The experimental weapon, with a range of 5,000 km and capable of carrying a nuclear warhead, has sent chills across Europe and comes shortly after Putin updated Russia’s nuclear policy to allow a nuclear first strike on any country that attacks Russia. The Oreshnik can reach most major European cities.
US President Joe Biden granted Ukraine permission to fire its ATACMS at military targets inside Russia at the weekend, which was quickly followed by the first volley. The UK also cleared the war for Ukraine to use it Storm Shadow cruise missile the next day and Ukraine also fired the first of those this week.
Ukrainian President Volodymyr Zelenskiy has been lobbying for such permission for months as part of his victory plan but Washington has been reluctant for fear of escalating the conflict into a direct confrontation between Russia and Nato.
After the announcement on permissions, Putin warned that a strike on Russia using a Nato-made weapon would be considered a direct attack on Russia by the alliance.
The Kremlin has now responded by using an Oreshnik missile for the first time in what was clearly intended to be a warning to the incoming Trump administration.
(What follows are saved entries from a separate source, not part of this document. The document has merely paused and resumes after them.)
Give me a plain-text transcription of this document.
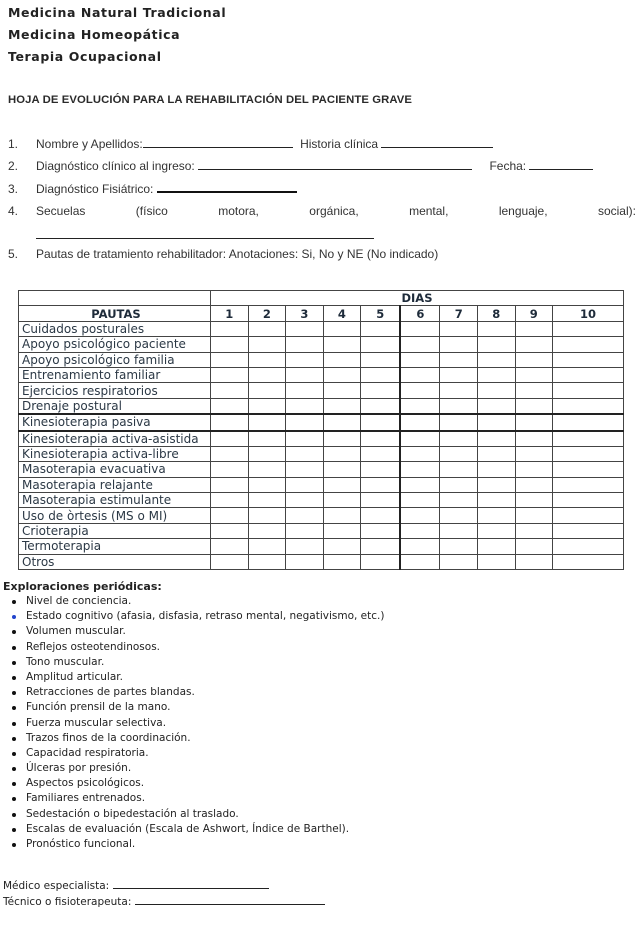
Medicina Natural Tradicional
Medicina Homeopática
Terapia Ocupacional
HOJA DE EVOLUCIÓN PARA LA REHABILITACIÓN DEL PACIENTE GRAVE
1. Nombre y Apellidos:	Historia clínica
2. Diagnóstico clínico al ingreso:	Fecha:
3. Diagnóstico Fisiátrico:
4.	Secuelas	(físico	motora,	orgánica,	mental,	lenguaje,	social):
5. Pautas de tratamiento rehabilitador: Anotaciones: Si, No y NE (No indicado)
	DIAS									
PAUTAS	1	2	3	4	5	6	7	8	9	10
Cuidados posturales										
Apoyo psicológico paciente										
Apoyo psicológico familia										
Entrenamiento familiar										
Ejercicios respiratorios										
Drenaje postural										
Kinesioterapia pasiva										
Kinesioterapia activa-asistida										
Kinesioterapia activa-libre										
Masoterapia evacuativa										
Masoterapia relajante										
Masoterapia estimulante										
Uso de òrtesis (MS o MI)										
Crioterapia										
Termoterapia										
Otros										
Exploraciones periódicas:
Nivel de conciencia.
Estado cognitivo (afasia, disfasia, retraso mental, negativismo, etc.)
Volumen muscular.
Reflejos osteotendinosos.
Tono muscular.
Amplitud articular.
Retracciones de partes blandas.
Función prensil de la mano.
Fuerza muscular selectiva.
Trazos finos de la coordinación.
Capacidad respiratoria.
Úlceras por presión.
Aspectos psicológicos.
Familiares entrenados.
Sedestación o bipedestación al traslado.
Escalas de evaluación (Escala de Ashwort, Índice de Barthel).
Pronóstico funcional.
Médico especialista:
Técnico o fisioterapeuta:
The Kremlin warned the US of the imminent launch of the Oreshnik through the START missile treaty terms that were renewed in January 2021 to de-escalate nuclear channels.
“Russia struck the Yuzhmash plant [a munitions manufacturer] in Dnipro city with a non-nuclear hypersonic ballistic missile, ‘Oreshnik,’” Putin said in a televised address. “Russia considers itself entitled to use weapons against facilities of those countries that allow their weapons to be used against Russian facilities.”
Russia’s unprecedented use of a massive ICBM against the industrial city of Dnipro in central Ukraine is also a message to Kyiv and its allies and suggests the war is escalating again with just two months left in the Biden administration.
“Today, there was a new Russian rocket,” Zelenskiy said in his evening address. “Today, our crazy neighbour once again showed what he really is and how he despises dignity, freedom and people’s lives in general.”
The Oreshnik is significantly more powerful than the ATACMS and Storm Shadow and has a much longer range; the Nato missiles have a range of 300 km and 560 km respectively, but the Oreshnik can reach target over 5,800 km away, putting many European capitals within range.
There is no previous record of a Russian missile dubbed “Oreshnik,” and it is common for the Kremlin to intentionally muddy the waters over its weapons systems and capabilities.
The US State Department, commenting on the strike, said the missiles appears to be version of an RS-26 Rubezh ballistic missile – a 40-tonne solid-fuel multi-stage missile carrying multiple re-entry vehicles, which reaches velocities in excess of 20 times the speed of sound – that is capable of carrying a nuclear warhead.
Previously, the use of the Oreshnik would have been prohibited by the Cold War-era Intermediate Nuclear Forces Treaty (INS) on the use of ICBMs, but the US unilaterally withdrew from that treaty in 2019, claiming that Russia was ignoring its provisions and naming the deployment, including the RS-26. Russia withdrew from the treaty shortly afterwards.